On a hill in St. Anns Bay stands a building…a magnificent building, an example of old Jamaica architecture. Tourists, from around the world, once graced the arched doorways and magnificent vistas. Today, these doorways and vistas are still enjoyed, not by tourists…but by Barbara Black, her staff and “their girls”. This former hotel is now the Windsor Girls Home in St. Anns Bay.
On July 19 members of Jamaicans.com, who were in Ocho Rios for the 2004 annual bashment, visited Windsor Girls home. This year’s bashment charity of choice was the girls home and we collected needed items that were donated by our generous members. Collected items included books, office and school supplies, toiletries, clothing, games, radios/CD players, sewing supplies, cosmetology supplies and more.
Windsor Girls home, funded and operated by the Jamaican Government, is home to girls aged 12-18. During our visit there were approximately 34 girls living at the home with upwards of 60 living there during the school year. These girls come from all over the island and most have no other place to go. Some are fortunate enough to have family that they go stay with during the summer holiday months. Funding from the government is limited and donations such as ours help to make ends meet.
While living at the school, they not only learn the basic subjects like Math and English, but they are also prepared for life after Windsor. The home has programs for Cosmetology, Dressmaking/Sewing and Home Economics. Barbara Black and her staff have the task of preparing the girls for life outside the Windsor walls.
While talking with Barbara, who is the administrator, you can see the pride she takes in “her girls”. She was proud to show us their Kitchen lab where home ec. classes are taught, and where a recipe for Bulla on the chalk board caught my attention.
She also showed us their computer lab where the girls learn basic computer skills. Sadly of the 10 or so computers we saw in the room, only about half were functional.

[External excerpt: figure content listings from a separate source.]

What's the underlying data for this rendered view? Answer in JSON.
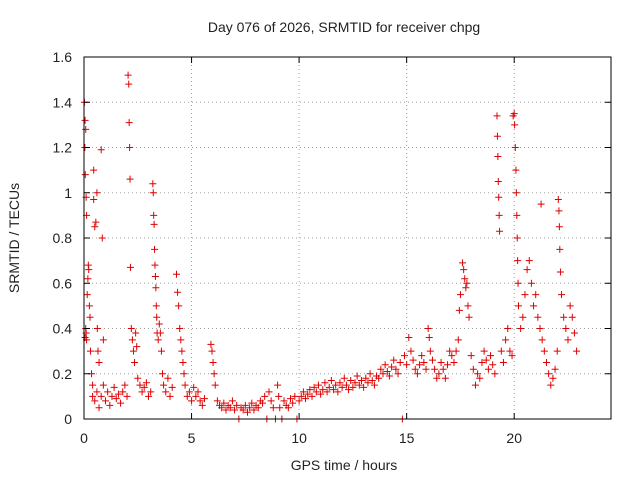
{
  "chart_data": {
    "type": "scatter",
    "title": "Day 076 of 2026, SRMTID for receiver chpg",
    "xlabel": "GPS time / hours",
    "ylabel": "SRMTID / TECUs",
    "xlim": [
      0,
      24.5
    ],
    "ylim": [
      0,
      1.6
    ],
    "xticks": [
      0,
      5,
      10,
      15,
      20
    ],
    "xtick_labels": [
      "0",
      "5",
      "10",
      "15",
      "20"
    ],
    "yticks": [
      0,
      0.2,
      0.4,
      0.6,
      0.8,
      1.0,
      1.2,
      1.4,
      1.6
    ],
    "ytick_labels": [
      "0",
      "0.2",
      "0.4",
      "0.6",
      "0.8",
      "1",
      "1.2",
      "1.4",
      "1.6"
    ],
    "grid": true,
    "marker": "plus",
    "color": "#e00000",
    "series": [
      {
        "name": "SRMTID",
        "points": [
          [
            0.02,
            1.4
          ],
          [
            0.05,
            1.32
          ],
          [
            0.08,
            1.28
          ],
          [
            0.04,
            1.2
          ],
          [
            0.06,
            1.08
          ],
          [
            0.1,
            0.98
          ],
          [
            0.12,
            0.9
          ],
          [
            0.05,
            0.36
          ],
          [
            0.08,
            0.4
          ],
          [
            0.1,
            0.38
          ],
          [
            0.12,
            0.35
          ],
          [
            0.15,
            0.55
          ],
          [
            0.18,
            0.62
          ],
          [
            0.2,
            0.68
          ],
          [
            0.22,
            0.66
          ],
          [
            0.25,
            0.5
          ],
          [
            0.28,
            0.45
          ],
          [
            0.3,
            0.3
          ],
          [
            0.35,
            0.2
          ],
          [
            0.4,
            0.15
          ],
          [
            0.45,
            1.1
          ],
          [
            0.45,
            0.97
          ],
          [
            0.5,
            0.85
          ],
          [
            0.55,
            0.87
          ],
          [
            0.6,
            1.0
          ],
          [
            0.62,
            0.4
          ],
          [
            0.65,
            0.3
          ],
          [
            0.7,
            0.25
          ],
          [
            0.8,
            1.19
          ],
          [
            0.85,
            0.8
          ],
          [
            0.9,
            0.35
          ],
          [
            0.4,
            0.1
          ],
          [
            0.5,
            0.08
          ],
          [
            0.6,
            0.12
          ],
          [
            0.7,
            0.05
          ],
          [
            0.8,
            0.1
          ],
          [
            0.9,
            0.15
          ],
          [
            1.0,
            0.08
          ],
          [
            1.1,
            0.12
          ],
          [
            1.2,
            0.06
          ],
          [
            1.3,
            0.1
          ],
          [
            1.4,
            0.14
          ],
          [
            1.5,
            0.09
          ],
          [
            1.6,
            0.11
          ],
          [
            1.7,
            0.07
          ],
          [
            1.8,
            0.12
          ],
          [
            1.9,
            0.15
          ],
          [
            2.0,
            0.1
          ],
          [
            2.05,
            1.52
          ],
          [
            2.08,
            1.48
          ],
          [
            2.1,
            1.31
          ],
          [
            2.12,
            1.2
          ],
          [
            2.14,
            1.06
          ],
          [
            2.16,
            0.67
          ],
          [
            2.2,
            0.4
          ],
          [
            2.25,
            0.35
          ],
          [
            2.3,
            0.3
          ],
          [
            2.35,
            0.25
          ],
          [
            2.4,
            0.38
          ],
          [
            2.45,
            0.32
          ],
          [
            2.5,
            0.18
          ],
          [
            2.6,
            0.15
          ],
          [
            2.7,
            0.12
          ],
          [
            2.8,
            0.14
          ],
          [
            2.9,
            0.16
          ],
          [
            3.0,
            0.1
          ],
          [
            3.1,
            0.12
          ],
          [
            3.2,
            1.04
          ],
          [
            3.22,
            1.0
          ],
          [
            3.24,
            0.9
          ],
          [
            3.26,
            0.86
          ],
          [
            3.28,
            0.75
          ],
          [
            3.3,
            0.68
          ],
          [
            3.32,
            0.63
          ],
          [
            3.34,
            0.58
          ],
          [
            3.36,
            0.5
          ],
          [
            3.38,
            0.45
          ],
          [
            3.4,
            0.38
          ],
          [
            3.45,
            0.35
          ],
          [
            3.5,
            0.42
          ],
          [
            3.55,
            0.38
          ],
          [
            3.6,
            0.3
          ],
          [
            3.65,
            0.2
          ],
          [
            3.7,
            0.15
          ],
          [
            3.8,
            0.12
          ],
          [
            3.9,
            0.18
          ],
          [
            4.0,
            0.1
          ],
          [
            4.1,
            0.14
          ],
          [
            4.3,
            0.64
          ],
          [
            4.35,
            0.56
          ],
          [
            4.4,
            0.5
          ],
          [
            4.45,
            0.4
          ],
          [
            4.5,
            0.35
          ],
          [
            4.55,
            0.3
          ],
          [
            4.6,
            0.25
          ],
          [
            4.65,
            0.2
          ],
          [
            4.7,
            0.15
          ],
          [
            4.8,
            0.1
          ],
          [
            4.9,
            0.12
          ],
          [
            5.0,
            0.08
          ],
          [
            5.1,
            0.14
          ],
          [
            5.2,
            0.1
          ],
          [
            5.3,
            0.12
          ],
          [
            5.4,
            0.08
          ],
          [
            5.5,
            0.06
          ],
          [
            5.6,
            0.09
          ],
          [
            5.9,
            0.33
          ],
          [
            5.95,
            0.3
          ],
          [
            6.0,
            0.25
          ],
          [
            6.05,
            0.2
          ],
          [
            6.1,
            0.15
          ],
          [
            6.2,
            0.08
          ],
          [
            6.3,
            0.06
          ],
          [
            6.4,
            0.05
          ],
          [
            6.5,
            0.07
          ],
          [
            6.6,
            0.04
          ],
          [
            6.7,
            0.06
          ],
          [
            6.8,
            0.05
          ],
          [
            6.9,
            0.08
          ],
          [
            7.0,
            0.04
          ],
          [
            7.1,
            0.06
          ],
          [
            7.2,
            0.0
          ],
          [
            7.3,
            0.05
          ],
          [
            7.4,
            0.04
          ],
          [
            7.5,
            0.06
          ],
          [
            7.6,
            0.03
          ],
          [
            7.7,
            0.05
          ],
          [
            7.8,
            0.07
          ],
          [
            7.9,
            0.04
          ],
          [
            8.0,
            0.06
          ],
          [
            8.1,
            0.05
          ],
          [
            8.2,
            0.08
          ],
          [
            8.3,
            0.07
          ],
          [
            8.4,
            0.1
          ],
          [
            8.5,
            0.0
          ],
          [
            8.6,
            0.12
          ],
          [
            8.7,
            0.08
          ],
          [
            8.8,
            0.05
          ],
          [
            8.9,
            0.0
          ],
          [
            9.0,
            0.15
          ],
          [
            9.05,
            0.1
          ],
          [
            9.1,
            0.05
          ],
          [
            9.2,
            0.0
          ],
          [
            9.3,
            0.08
          ],
          [
            9.4,
            0.06
          ],
          [
            9.5,
            0.05
          ],
          [
            9.6,
            0.09
          ],
          [
            9.7,
            0.07
          ],
          [
            9.8,
            0.1
          ],
          [
            9.9,
            0.0
          ],
          [
            10.0,
            0.08
          ],
          [
            10.1,
            0.1
          ],
          [
            10.2,
            0.12
          ],
          [
            10.3,
            0.09
          ],
          [
            10.4,
            0.11
          ],
          [
            10.5,
            0.13
          ],
          [
            10.6,
            0.1
          ],
          [
            10.7,
            0.14
          ],
          [
            10.8,
            0.12
          ],
          [
            10.9,
            0.15
          ],
          [
            11.0,
            0.11
          ],
          [
            11.1,
            0.13
          ],
          [
            11.2,
            0.16
          ],
          [
            11.3,
            0.12
          ],
          [
            11.4,
            0.14
          ],
          [
            11.5,
            0.17
          ],
          [
            11.6,
            0.13
          ],
          [
            11.7,
            0.15
          ],
          [
            11.8,
            0.12
          ],
          [
            11.9,
            0.16
          ],
          [
            12.0,
            0.14
          ],
          [
            12.1,
            0.18
          ],
          [
            12.2,
            0.15
          ],
          [
            12.3,
            0.13
          ],
          [
            12.4,
            0.17
          ],
          [
            12.5,
            0.14
          ],
          [
            12.6,
            0.16
          ],
          [
            12.7,
            0.19
          ],
          [
            12.8,
            0.15
          ],
          [
            12.9,
            0.17
          ],
          [
            13.0,
            0.14
          ],
          [
            13.1,
            0.18
          ],
          [
            13.2,
            0.16
          ],
          [
            13.3,
            0.2
          ],
          [
            13.4,
            0.17
          ],
          [
            13.5,
            0.15
          ],
          [
            13.6,
            0.19
          ],
          [
            13.7,
            0.18
          ],
          [
            13.8,
            0.22
          ],
          [
            13.9,
            0.2
          ],
          [
            14.0,
            0.24
          ],
          [
            14.1,
            0.21
          ],
          [
            14.2,
            0.19
          ],
          [
            14.3,
            0.23
          ],
          [
            14.4,
            0.26
          ],
          [
            14.5,
            0.22
          ],
          [
            14.6,
            0.2
          ],
          [
            14.7,
            0.25
          ],
          [
            14.8,
            0.0
          ],
          [
            14.9,
            0.28
          ],
          [
            15.0,
            0.24
          ],
          [
            15.1,
            0.36
          ],
          [
            15.2,
            0.3
          ],
          [
            15.3,
            0.26
          ],
          [
            15.4,
            0.22
          ],
          [
            15.5,
            0.2
          ],
          [
            15.6,
            0.24
          ],
          [
            15.7,
            0.28
          ],
          [
            15.8,
            0.25
          ],
          [
            15.9,
            0.22
          ],
          [
            16.0,
            0.4
          ],
          [
            16.05,
            0.36
          ],
          [
            16.1,
            0.3
          ],
          [
            16.2,
            0.26
          ],
          [
            16.3,
            0.22
          ],
          [
            16.4,
            0.18
          ],
          [
            16.5,
            0.2
          ],
          [
            16.6,
            0.25
          ],
          [
            16.7,
            0.22
          ],
          [
            16.8,
            0.18
          ],
          [
            16.9,
            0.24
          ],
          [
            17.0,
            0.3
          ],
          [
            17.1,
            0.28
          ],
          [
            17.2,
            0.25
          ],
          [
            17.3,
            0.3
          ],
          [
            17.4,
            0.35
          ],
          [
            17.45,
            0.48
          ],
          [
            17.5,
            0.55
          ],
          [
            17.6,
            0.69
          ],
          [
            17.65,
            0.66
          ],
          [
            17.7,
            0.62
          ],
          [
            17.75,
            0.58
          ],
          [
            17.8,
            0.6
          ],
          [
            17.85,
            0.5
          ],
          [
            17.9,
            0.45
          ],
          [
            18.0,
            0.28
          ],
          [
            18.1,
            0.22
          ],
          [
            18.2,
            0.15
          ],
          [
            18.3,
            0.2
          ],
          [
            18.4,
            0.18
          ],
          [
            18.5,
            0.25
          ],
          [
            18.6,
            0.3
          ],
          [
            18.7,
            0.26
          ],
          [
            18.8,
            0.22
          ],
          [
            18.9,
            0.28
          ],
          [
            19.0,
            0.24
          ],
          [
            19.1,
            0.2
          ],
          [
            19.2,
            1.34
          ],
          [
            19.22,
            1.25
          ],
          [
            19.24,
            1.16
          ],
          [
            19.26,
            1.05
          ],
          [
            19.28,
            0.98
          ],
          [
            19.3,
            0.9
          ],
          [
            19.32,
            0.83
          ],
          [
            19.4,
            0.3
          ],
          [
            19.5,
            0.25
          ],
          [
            19.6,
            0.35
          ],
          [
            19.7,
            0.4
          ],
          [
            19.8,
            0.3
          ],
          [
            19.9,
            0.28
          ],
          [
            19.95,
            1.34
          ],
          [
            20.0,
            1.35
          ],
          [
            20.02,
            1.3
          ],
          [
            20.05,
            1.2
          ],
          [
            20.08,
            1.1
          ],
          [
            20.1,
            1.0
          ],
          [
            20.12,
            0.9
          ],
          [
            20.14,
            0.8
          ],
          [
            20.16,
            0.7
          ],
          [
            20.18,
            0.6
          ],
          [
            20.2,
            0.5
          ],
          [
            20.3,
            0.4
          ],
          [
            20.4,
            0.45
          ],
          [
            20.5,
            0.55
          ],
          [
            20.6,
            0.66
          ],
          [
            20.7,
            0.7
          ],
          [
            20.8,
            0.6
          ],
          [
            20.9,
            0.5
          ],
          [
            21.0,
            0.55
          ],
          [
            21.1,
            0.45
          ],
          [
            21.2,
            0.4
          ],
          [
            21.25,
            0.95
          ],
          [
            21.3,
            0.35
          ],
          [
            21.4,
            0.3
          ],
          [
            21.5,
            0.25
          ],
          [
            21.6,
            0.2
          ],
          [
            21.7,
            0.15
          ],
          [
            21.8,
            0.18
          ],
          [
            21.9,
            0.22
          ],
          [
            22.0,
            0.3
          ],
          [
            22.05,
            0.97
          ],
          [
            22.08,
            0.92
          ],
          [
            22.1,
            0.85
          ],
          [
            22.12,
            0.75
          ],
          [
            22.15,
            0.65
          ],
          [
            22.2,
            0.55
          ],
          [
            22.3,
            0.45
          ],
          [
            22.4,
            0.4
          ],
          [
            22.5,
            0.35
          ],
          [
            22.6,
            0.5
          ],
          [
            22.7,
            0.45
          ],
          [
            22.8,
            0.38
          ],
          [
            22.9,
            0.3
          ]
        ]
      }
    ]
  }
}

With all the obstacles that Windsor has to over come, they do their best to provide a well-rounded education. Some of their students go on to college; one has even gone on to study at UWI. But there are obstacles, first there is the limited funding, next is trying to keep the girls from being tempted to run away. Windsor sits in the middle of a squatter community. The men of this community often try to entice the girls to leave the property with promises of a better life. Sadly, there are the occasions where these men are successful. Many of the girls are orphaned or have come from dysfunctional families. Some have been abused and/or abandoned and promises of love and freedom win out over education and rules.
In addition to those problems, we also learned that their building is slowly falling down. One unused section slid down the hill recently. Other parts are unsafe to use and have been closed off. As I looked around, I could see that at one time the property was a beautiful place. The views are spectacular and the grounds still show evidence of fountains and beautiful gardens.
Aside from the state of the property, there are the girls. One girl, whose face is still so clear to me, had a smile that she couldn’t hold back as our eyes met. She was shy unlike some of the other girls who were anxious to see what we had brought. She sat off to the side and watched. Her eyes were wide and sparkled, her skin was beautifully flawless and the color of chocolate. Several times while being given our tour I saw her and winked…she would giggle. As we drove off, I saw her watching again…I waved goodbye and so did she. I wanted to shout to her that I would see her again, because at that moment I hoped I would. But who knows, I know I will visit Windsor again, but will she be there? I hope so, and if not, I hope she has moved on to have a good and peaceful life. One that she so deserves.